An extraordinary growing season and a terrific harvest. Fortune has smiled on us this year and we’re all the more grateful considering the difficulties facing many growers elsewhere in France. The tanks above shows the lottery of growing grapes. Normally, we make roughly the equivalent of three of our 20,000 litre blending tanks of white wine. In 2013, after a 10-minute August hailstorm, we made just one. This year, touch wood, we’ll fill almost five. As our biggest selling white – our straight Sauvignon Blanc – sold out within a few months, that’s welcome news.

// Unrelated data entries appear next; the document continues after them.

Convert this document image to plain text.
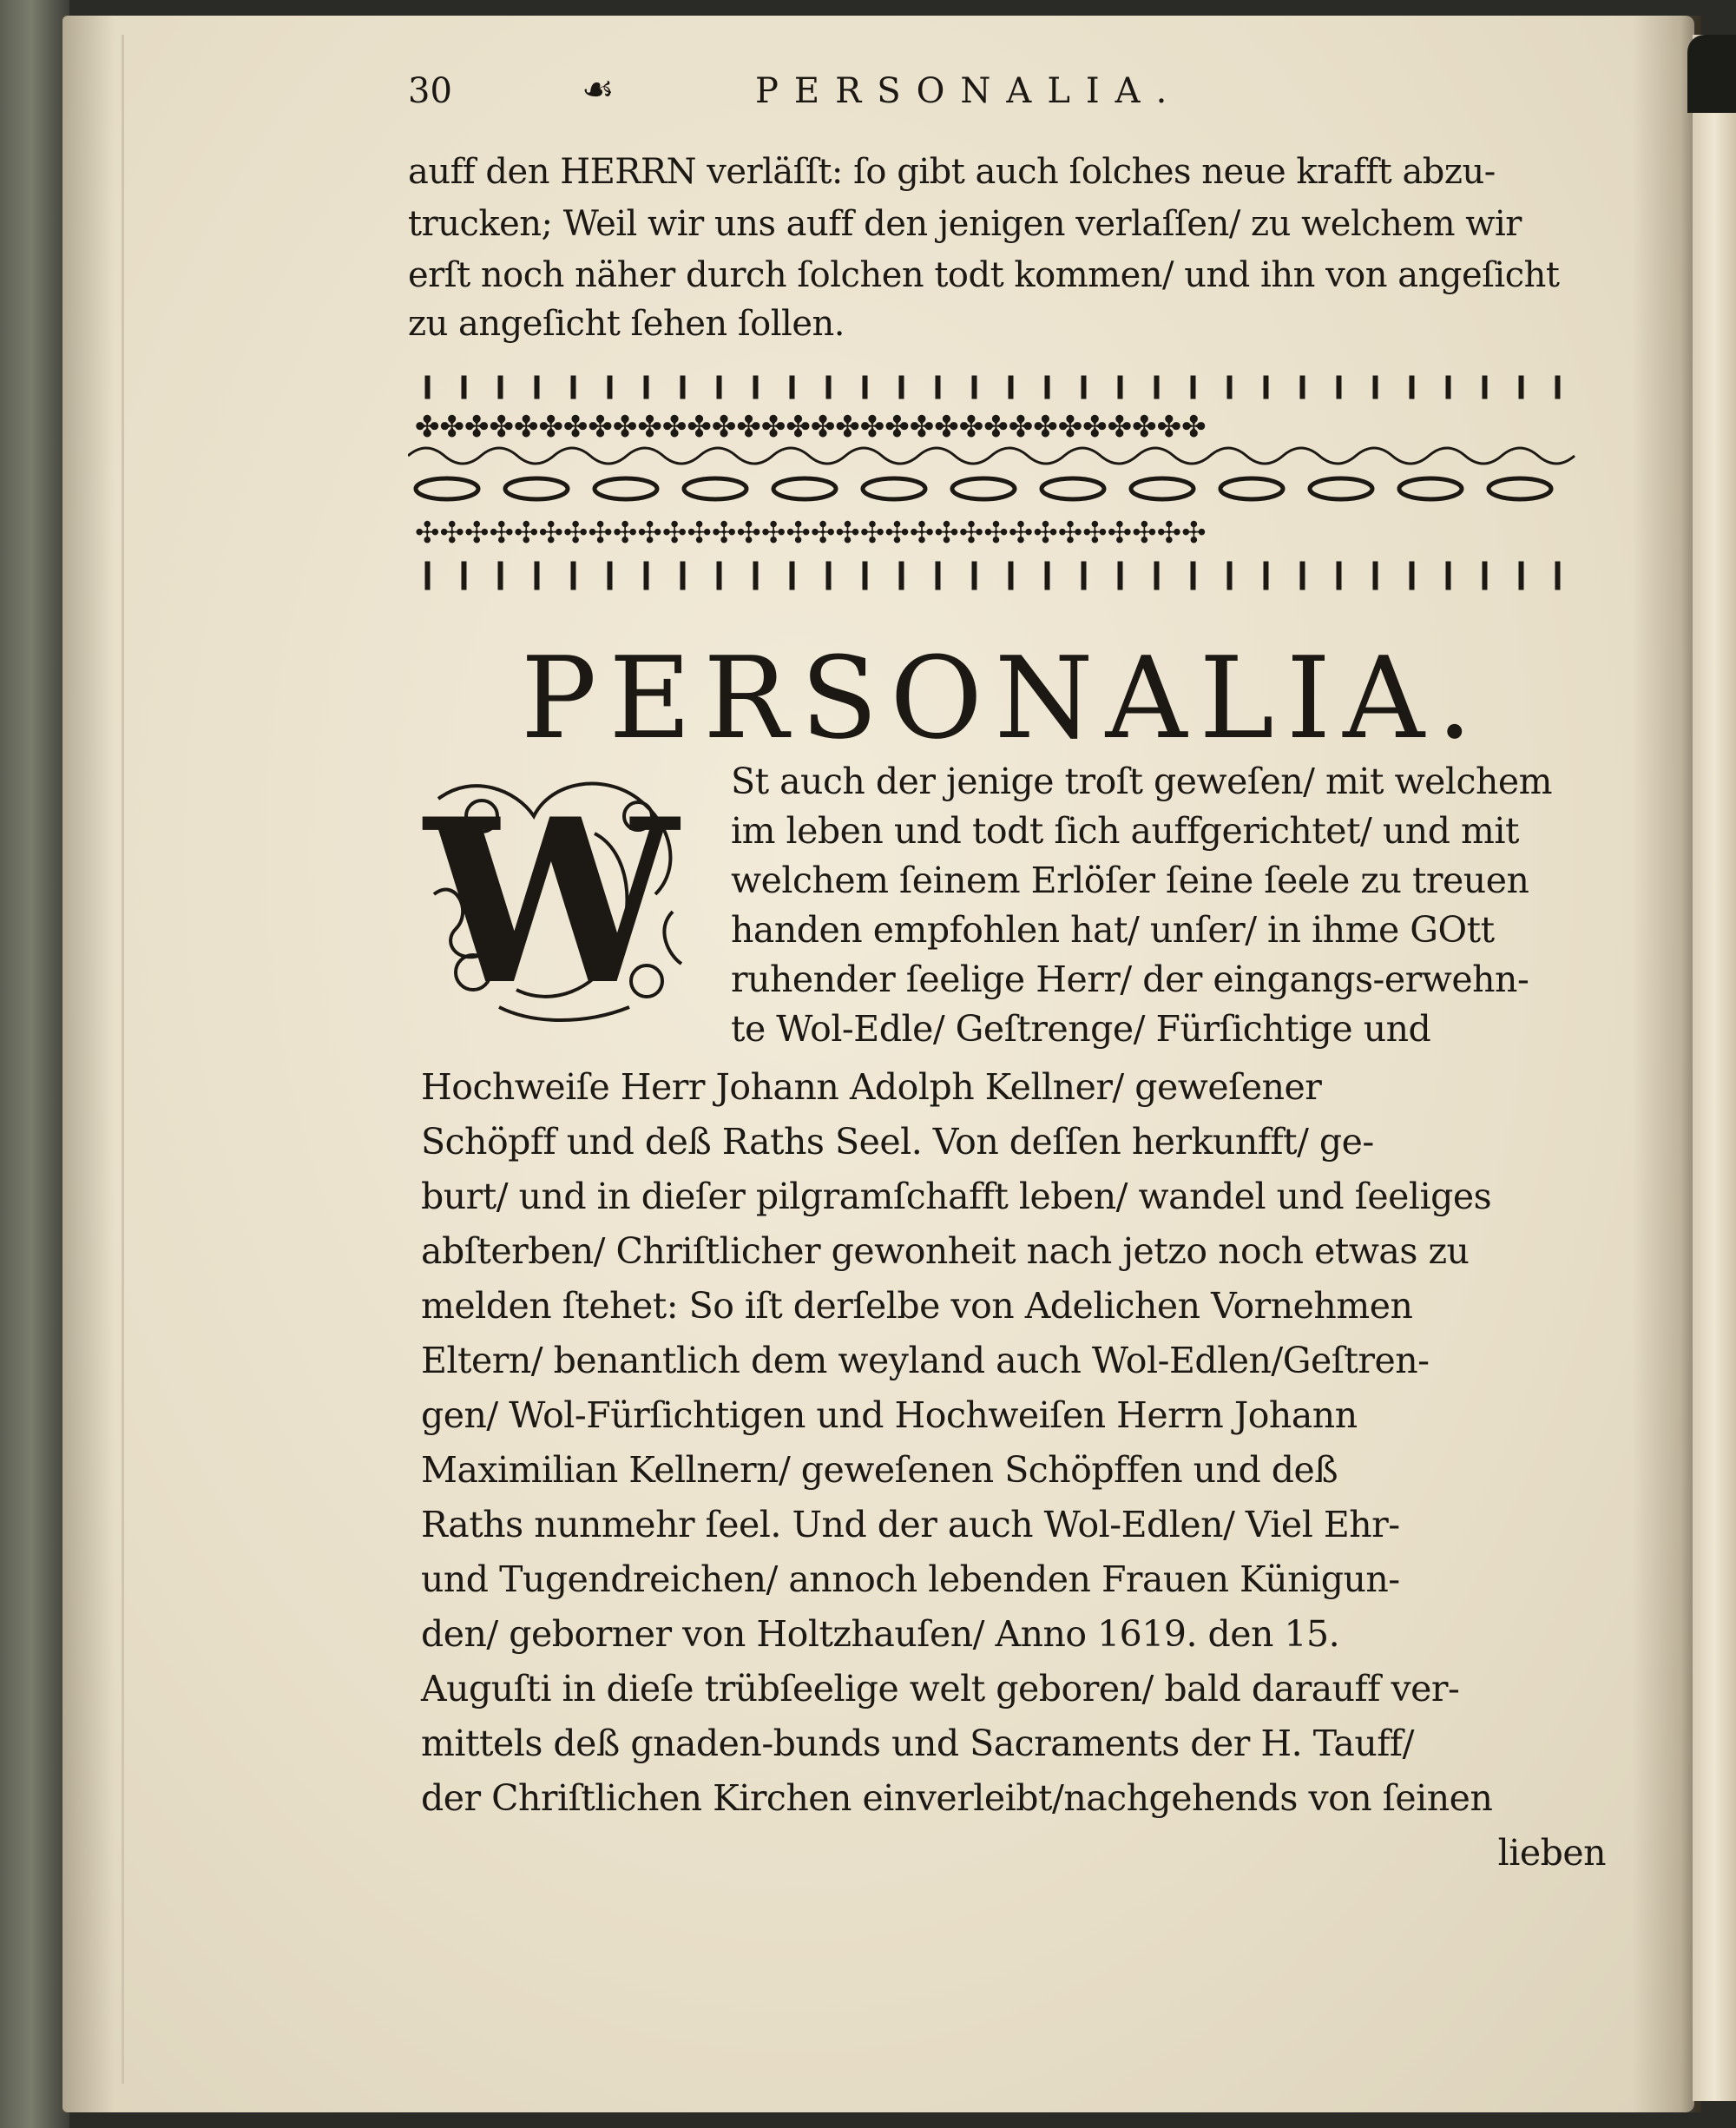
30	☙	PERSONALIA.
auff den HERRN verläſſt: ſo gibt auch ſolches neue krafft abzu‑
trucken; Weil wir uns auff den jenigen verlaſſen/ zu welchem wir
erſt noch näher durch ſolchen todt kommen/ und ihn von angeſicht
zu angeſicht ſehen ſollen.
✤✤✤✤✤✤✤✤✤✤✤✤✤✤✤✤✤✤✤✤✤✤✤✤✤✤✤✤✤✤✤✤
✣✣✣✣✣✣✣✣✣✣✣✣✣✣✣✣✣✣✣✣✣✣✣✣✣✣✣✣✣✣✣✣
PERSONALIA.
W St auch der jenige troſt geweſen/ mit welchem
im leben und todt ſich auffgerichtet/ und mit
welchem ſeinem Erlöſer ſeine ſeele zu treuen
handen empfohlen hat/ unſer/ in ihme GOtt
ruhender ſeelige Herr/ der eingangs‑erwehn‑
te Wol‑Edle/ Geſtrenge/ Fürſichtige und
Hochweiſe Herr Johann Adolph Kellner/ geweſener
Schöpff und deß Raths Seel. Von deſſen herkunfft/ ge‑
burt/ und in dieſer pilgramſchafft leben/ wandel und ſeeliges
abſterben/ Chriſtlicher gewonheit nach jetzo noch etwas zu
melden ſtehet: So iſt derſelbe von Adelichen Vornehmen
Eltern/ benantlich dem weyland auch Wol‑Edlen/Geſtren‑
gen/ Wol‑Fürſichtigen und Hochweiſen Herrn Johann
Maximilian Kellnern/ geweſenen Schöpffen und deß
Raths nunmehr ſeel. Und der auch Wol‑Edlen/ Viel Ehr‑
und Tugendreichen/ annoch lebenden Frauen Künigun‑
den/ geborner von Holtzhauſen/ Anno 1619. den 15.
Auguſti in dieſe trübſeelige welt geboren/ bald darauff ver‑
mittels deß gnaden‑bunds und Sacraments der H. Tauff/
der Chriſtlichen Kirchen einverleibt/nachgehends von ſeinen
lieben
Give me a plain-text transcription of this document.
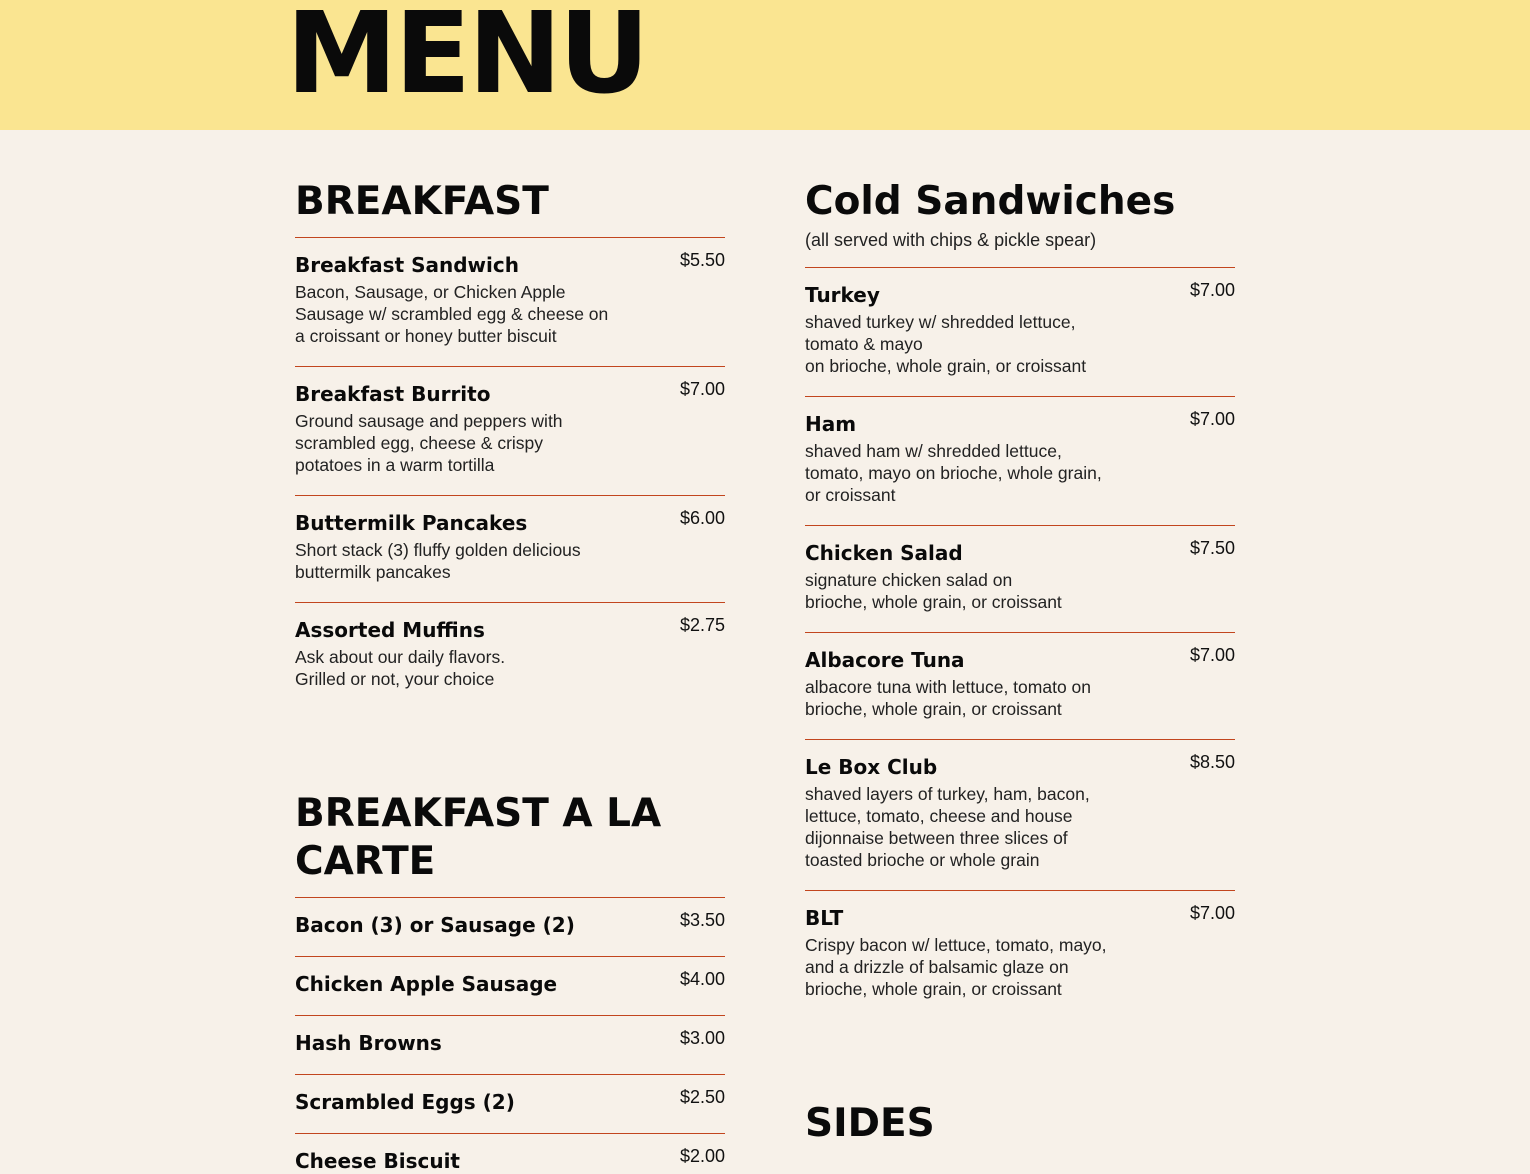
MENU
BREAKFAST
Breakfast Sandwich	$5.50
Bacon, Sausage, or Chicken Apple
Sausage w/ scrambled egg & cheese on
a croissant or honey butter biscuit
Breakfast Burrito	$7.00
Ground sausage and peppers with
scrambled egg, cheese & crispy
potatoes in a warm tortilla
Buttermilk Pancakes	$6.00
Short stack (3) fluffy golden delicious
buttermilk pancakes
Assorted Muffins	$2.75
Ask about our daily flavors.
Grilled or not, your choice
BREAKFAST A LA CARTE
Bacon (3) or Sausage (2)	$3.50
Chicken Apple Sausage	$4.00
Hash Browns	$3.00
Scrambled Eggs (2)	$2.50
Cheese Biscuit	$2.00
Cold Sandwiches
(all served with chips & pickle spear)
Turkey	$7.00
shaved turkey w/ shredded lettuce,
tomato & mayo
on brioche, whole grain, or croissant
Ham	$7.00
shaved ham w/ shredded lettuce,
tomato, mayo on brioche, whole grain,
or croissant
Chicken Salad	$7.50
signature chicken salad on
brioche, whole grain, or croissant
Albacore Tuna	$7.00
albacore tuna with lettuce, tomato on
brioche, whole grain, or croissant
Le Box Club	$8.50
shaved layers of turkey, ham, bacon,
lettuce, tomato, cheese and house
dijonnaise between three slices of
toasted brioche or whole grain
BLT	$7.00
Crispy bacon w/ lettuce, tomato, mayo,
and a drizzle of balsamic glaze on
brioche, whole grain, or croissant
SIDES
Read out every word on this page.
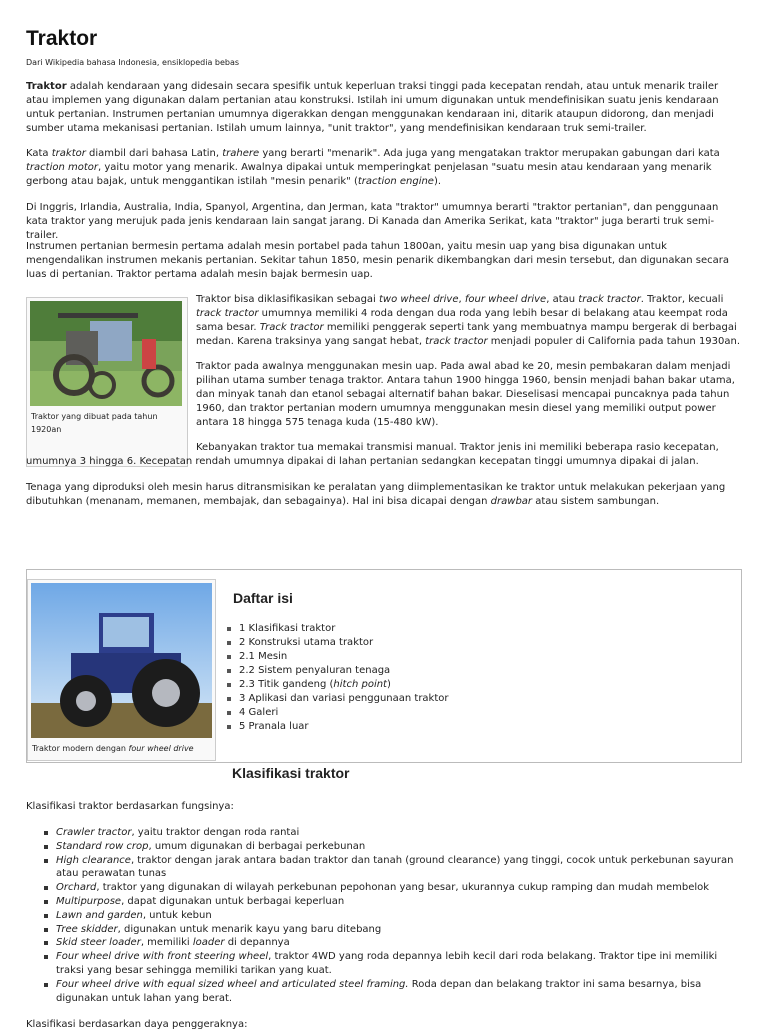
Traktor
Dari Wikipedia bahasa Indonesia, ensiklopedia bebas

Traktor adalah kendaraan yang didesain secara spesifik untuk keperluan traksi tinggi pada kecepatan rendah, atau untuk menarik trailer atau implemen yang digunakan dalam pertanian atau konstruksi. Istilah ini umum digunakan untuk mendefinisikan suatu jenis kendaraan untuk pertanian. Instrumen pertanian umumnya digerakkan dengan menggunakan kendaraan ini, ditarik ataupun didorong, dan menjadi sumber utama mekanisasi pertanian. Istilah umum lainnya, "unit traktor", yang mendefinisikan kendaraan truk semi-trailer.

Kata traktor diambil dari bahasa Latin, trahere yang berarti "menarik". Ada juga yang mengatakan traktor merupakan gabungan dari kata traction motor, yaitu motor yang menarik. Awalnya dipakai untuk memperingkat penjelasan "suatu mesin atau kendaraan yang menarik gerbong atau bajak, untuk menggantikan istilah "mesin penarik" (traction engine).

Di Inggris, Irlandia, Australia, India, Spanyol, Argentina, dan Jerman, kata "traktor" umumnya berarti "traktor pertanian", dan penggunaan kata traktor yang merujuk pada jenis kendaraan lain sangat jarang. Di Kanada dan Amerika Serikat, kata "traktor" juga berarti truk semi-trailer.

Instrumen pertanian bermesin pertama adalah mesin portabel pada tahun 1800an, yaitu mesin uap yang bisa digunakan untuk mengendalikan instrumen mekanis pertanian. Sekitar tahun 1850, mesin penarik dikembangkan dari mesin tersebut, dan digunakan secara luas di pertanian. Traktor pertama adalah mesin bajak bermesin uap.

Traktor yang dibuat pada tahun 1920an

Traktor bisa diklasifikasikan sebagai two wheel drive, four wheel drive, atau track tractor. Traktor, kecuali track tractor umumnya memiliki 4 roda dengan dua roda yang lebih besar di belakang atau keempat roda sama besar. Track tractor memiliki penggerak seperti tank yang membuatnya mampu bergerak di berbagai medan. Karena traksinya yang sangat hebat, track tractor menjadi populer di California pada tahun 1930an.

Traktor pada awalnya menggunakan mesin uap. Pada awal abad ke 20, mesin pembakaran dalam menjadi pilihan utama sumber tenaga traktor. Antara tahun 1900 hingga 1960, bensin menjadi bahan bakar utama, dan minyak tanah dan etanol sebagai alternatif bahan bakar. Dieselisasi mencapai puncaknya pada tahun 1960, dan traktor pertanian modern umumnya menggunakan mesin diesel yang memiliki output power antara 18 hingga 575 tenaga kuda (15-480 kW).

Kebanyakan traktor tua memakai transmisi manual. Traktor jenis ini memiliki beberapa rasio kecepatan, umumnya 3 hingga 6. Kecepatan rendah umumnya dipakai di lahan pertanian sedangkan kecepatan tinggi umumnya dipakai di jalan.

Tenaga yang diproduksi oleh mesin harus ditransmisikan ke peralatan yang diimplementasikan ke traktor untuk melakukan pekerjaan yang dibutuhkan (menanam, memanen, membajak, dan sebagainya). Hal ini bisa dicapai dengan drawbar atau sistem sambungan.

Traktor modern dengan four wheel drive
Daftar isi
1 Klasifikasi traktor
2 Konstruksi utama traktor
2.1 Mesin
2.2 Sistem penyaluran tenaga
2.3 Titik gandeng (hitch point)
3 Aplikasi dan variasi penggunaan traktor
4 Galeri
5 Pranala luar
Klasifikasi traktor

Klasifikasi traktor berdasarkan fungsinya:

Crawler tractor, yaitu traktor dengan roda rantai
Standard row crop, umum digunakan di berbagai perkebunan
High clearance, traktor dengan jarak antara badan traktor dan tanah (ground clearance) yang tinggi, cocok untuk perkebunan sayuran atau perawatan tunas
Orchard, traktor yang digunakan di wilayah perkebunan pepohonan yang besar, ukurannya cukup ramping dan mudah membelok
Multipurpose, dapat digunakan untuk berbagai keperluan
Lawn and garden, untuk kebun
Tree skidder, digunakan untuk menarik kayu yang baru ditebang
Skid steer loader, memiliki loader di depannya
Four wheel drive with front steering wheel, traktor 4WD yang roda depannya lebih kecil dari roda belakang. Traktor tipe ini memiliki traksi yang besar sehingga memiliki tarikan yang kuat.
Four wheel drive with equal sized wheel and articulated steel framing. Roda depan dan belakang traktor ini sama besarnya, bisa digunakan untuk lahan yang berat.

Klasifikasi berdasarkan daya penggeraknya:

For Daniel, Nelly and me, this was our 18th harvest together. Daniel’s first at Bauduc was in 1986 and Nelly joined as a trainee when we arrived in 1999, and stayed. Our average yield over the last ten years has been a fraction under 40hl (4000 litres) per hectare for both white and red, and the last time we got close to 2016 yields was in 2005. Since then we’ve re-structured – as in, ripped up and replanted – about two thirds of the vineyard, and a good return is probably long overdue. It does, though, take a little while for young vines to find their feet.
We’re allowed to make up to 65hl per hectare for white wine, and 58hl/ha for red or rosé. Barring disasters, we’ll achieve that for our 14 hectares of white and 8 hectares of red that are in production (with another hectare each of young Merlot, Cabernet Franc and Cabernet Sauvignon coming on stream next year). The official déclaration de récolte has to be completed by the end of November.
What’s even more important is the quality because, in some years, not every tank – or parcel of vines – makes it into the final blend. 2013, with its hail-damaged fruit, being an obvious example (we sold a chunk off in bulk). This year, as the long, cool fermentations on the whites come to a close, we’re confident that we’ll bottle everything.
When our respected oenologue (enologist) from the local laboratory marks our Sauvignon Blanc ’délicieux ! 18/20 – Meilleure du labo !’ we have every right to be optimistic.
In total, then, we should have around 120,000 bottles of white, including 20,000 of Les Trois Hectares and sparkling Cremant combined. Given that it costs us about 80 centimes for each bottle for the Sauvignon in January, including all labour and packaging, that’s a different sort of challenge – albeit a good one. We’ll ponder that as we stir the lees. Literally.
The rosé is equally good and, meanwhile, we’re pumping over the reds. They too look terrific. Rich in colour, aroma and flavour. More anon.